I remember the official ceremony for the foundation stone laying by Shaikh Mohammad in 2006 at Madinat Jumeirah and after that work on the metro kicked off in earnest.
Walking through the Metro tunnels
One of the most exciting experiences for me was walking through the tunnels of Dubai metro that were under construction.
It was 2008 when I was taken on an ‘inspection tour’; we walked through the tunnels from the Burjuman underground station to Union Square Station, passing under the Dubai Creek and then through the tunnel reached Deira City Centre project.
It was completed in record time — four years — although its cost ballooned from the originally forecast Dh14 billion to Dh41 billion because of massive changes in station design to ensure a memorable experience for everyone.

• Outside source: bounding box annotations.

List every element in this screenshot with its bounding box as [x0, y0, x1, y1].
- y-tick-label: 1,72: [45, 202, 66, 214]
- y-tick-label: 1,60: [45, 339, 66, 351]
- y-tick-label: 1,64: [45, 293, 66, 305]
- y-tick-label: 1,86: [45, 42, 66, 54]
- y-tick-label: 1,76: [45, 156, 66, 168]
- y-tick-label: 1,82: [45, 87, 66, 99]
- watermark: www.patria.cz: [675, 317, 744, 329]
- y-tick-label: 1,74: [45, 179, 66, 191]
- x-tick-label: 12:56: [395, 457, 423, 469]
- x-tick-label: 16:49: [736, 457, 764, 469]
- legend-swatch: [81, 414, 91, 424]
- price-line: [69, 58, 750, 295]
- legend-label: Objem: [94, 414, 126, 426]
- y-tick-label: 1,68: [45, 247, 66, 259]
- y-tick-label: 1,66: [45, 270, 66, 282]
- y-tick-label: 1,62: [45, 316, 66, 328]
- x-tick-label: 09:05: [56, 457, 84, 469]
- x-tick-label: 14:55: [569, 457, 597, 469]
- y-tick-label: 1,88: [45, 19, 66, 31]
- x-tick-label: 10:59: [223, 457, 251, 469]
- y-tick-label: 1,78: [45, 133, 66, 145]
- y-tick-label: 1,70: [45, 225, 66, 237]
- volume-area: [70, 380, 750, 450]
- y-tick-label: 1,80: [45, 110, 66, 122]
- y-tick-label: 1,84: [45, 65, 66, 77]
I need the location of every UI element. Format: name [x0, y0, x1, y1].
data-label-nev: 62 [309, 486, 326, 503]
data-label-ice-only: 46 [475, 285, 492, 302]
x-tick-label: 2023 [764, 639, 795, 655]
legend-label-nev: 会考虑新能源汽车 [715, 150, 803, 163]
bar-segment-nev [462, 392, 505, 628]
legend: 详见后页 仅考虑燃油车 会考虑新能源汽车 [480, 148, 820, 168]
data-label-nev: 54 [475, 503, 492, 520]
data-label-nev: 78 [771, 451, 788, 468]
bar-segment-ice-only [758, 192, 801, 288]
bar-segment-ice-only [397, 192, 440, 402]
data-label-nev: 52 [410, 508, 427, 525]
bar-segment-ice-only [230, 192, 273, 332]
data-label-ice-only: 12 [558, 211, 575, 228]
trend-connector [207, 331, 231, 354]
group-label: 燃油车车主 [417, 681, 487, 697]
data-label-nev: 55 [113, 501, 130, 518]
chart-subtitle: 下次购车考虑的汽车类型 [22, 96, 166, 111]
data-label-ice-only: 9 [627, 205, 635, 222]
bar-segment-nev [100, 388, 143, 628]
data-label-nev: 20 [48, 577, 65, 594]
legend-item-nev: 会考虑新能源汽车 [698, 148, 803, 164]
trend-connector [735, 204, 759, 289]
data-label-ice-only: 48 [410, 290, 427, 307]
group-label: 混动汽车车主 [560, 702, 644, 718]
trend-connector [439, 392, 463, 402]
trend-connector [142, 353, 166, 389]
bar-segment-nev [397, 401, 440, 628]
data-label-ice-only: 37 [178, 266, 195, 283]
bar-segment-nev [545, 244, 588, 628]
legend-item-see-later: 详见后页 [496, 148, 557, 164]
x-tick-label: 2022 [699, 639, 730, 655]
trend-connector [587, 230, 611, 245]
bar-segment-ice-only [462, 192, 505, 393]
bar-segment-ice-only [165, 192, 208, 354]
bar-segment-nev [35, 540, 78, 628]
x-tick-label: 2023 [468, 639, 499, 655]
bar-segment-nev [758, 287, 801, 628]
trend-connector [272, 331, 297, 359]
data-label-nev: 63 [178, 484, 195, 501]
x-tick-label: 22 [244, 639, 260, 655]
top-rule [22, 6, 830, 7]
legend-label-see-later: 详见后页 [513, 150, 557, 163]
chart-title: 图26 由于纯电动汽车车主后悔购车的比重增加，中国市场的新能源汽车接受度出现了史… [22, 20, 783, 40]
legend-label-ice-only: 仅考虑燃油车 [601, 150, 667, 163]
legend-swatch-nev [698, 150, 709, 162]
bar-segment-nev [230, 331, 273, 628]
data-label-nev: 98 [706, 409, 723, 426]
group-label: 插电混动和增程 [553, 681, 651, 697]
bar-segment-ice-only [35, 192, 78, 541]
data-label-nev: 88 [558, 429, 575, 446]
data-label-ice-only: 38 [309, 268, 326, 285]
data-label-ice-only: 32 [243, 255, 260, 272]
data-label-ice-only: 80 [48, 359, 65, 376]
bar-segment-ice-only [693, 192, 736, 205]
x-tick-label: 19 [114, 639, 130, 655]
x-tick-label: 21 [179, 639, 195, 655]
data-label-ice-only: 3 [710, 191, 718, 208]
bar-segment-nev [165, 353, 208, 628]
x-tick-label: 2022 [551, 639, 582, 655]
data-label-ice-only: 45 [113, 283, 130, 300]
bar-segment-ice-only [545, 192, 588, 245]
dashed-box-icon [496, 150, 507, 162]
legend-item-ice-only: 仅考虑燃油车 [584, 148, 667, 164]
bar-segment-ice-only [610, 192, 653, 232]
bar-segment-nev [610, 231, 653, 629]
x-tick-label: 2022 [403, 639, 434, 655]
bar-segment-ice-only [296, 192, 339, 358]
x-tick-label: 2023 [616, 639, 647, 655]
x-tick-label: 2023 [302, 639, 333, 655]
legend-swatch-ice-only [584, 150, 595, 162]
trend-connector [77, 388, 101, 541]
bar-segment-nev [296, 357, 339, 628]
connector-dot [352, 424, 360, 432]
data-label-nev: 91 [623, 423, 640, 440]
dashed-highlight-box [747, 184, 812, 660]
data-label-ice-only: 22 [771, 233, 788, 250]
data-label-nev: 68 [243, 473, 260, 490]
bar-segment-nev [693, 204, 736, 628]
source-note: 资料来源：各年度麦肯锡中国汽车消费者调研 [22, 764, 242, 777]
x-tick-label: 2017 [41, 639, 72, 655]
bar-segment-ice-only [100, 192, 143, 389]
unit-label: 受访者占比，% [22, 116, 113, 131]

I always remember the walk whenever I pass through the tunnel riding the metro.
I remember when the newspapers published front-page photos of the newly-arrived first batch of boogies from Japan. Then came the trial run in 2009 with residents anxiously waiting the launch.
Dubai Metro; the best in the world
I have used metros in many cities including New York, Montreal, London, Toronto, Moscow and Paris but without exaggeration, the Dubai Metro is the best of all in terms of service, quality, safety and cleanliness.
Metro madness and silly mistakes
In its initial days, the rush to use the facility sporadically resulted in a choked system, mostly because it was a novel thing, people were still discovering how to use it.
Some would push the red buttons near the doors, for instance, thinking it would result in them opening.
[These are for emergency situations only.] Later, the RTA covered them with glass panels and added a warning label. Then there was the etiquette of entry and exit that needed to be taught. Passengers would block one another while getting on and off the trains instead of letting those departing exit and make space for the incomers. [Now there are signs on platform that people should enter from the side of the door and let the riders exit from the centre.]
It also took some time to educate people on how to use Nol cards; some tried to jump the bars to get in or get out of a platform instead of using the gate’s card readers.
Many passengers would eat and drink on metro as well, making it uncomfortable for others. To help with all these issues many awareness campaigns were launched.
Food and drink – and this includes gum – is not allowed on the trains.
Despite the initial glitches, the RTA played a commendable role in achieving the dream of having a modern metro system.
As predicted, in the ten years since it first got onto the tracks, it has changed commuting habits. And yet, somehow, in some ways it feels like the ride has only just begun.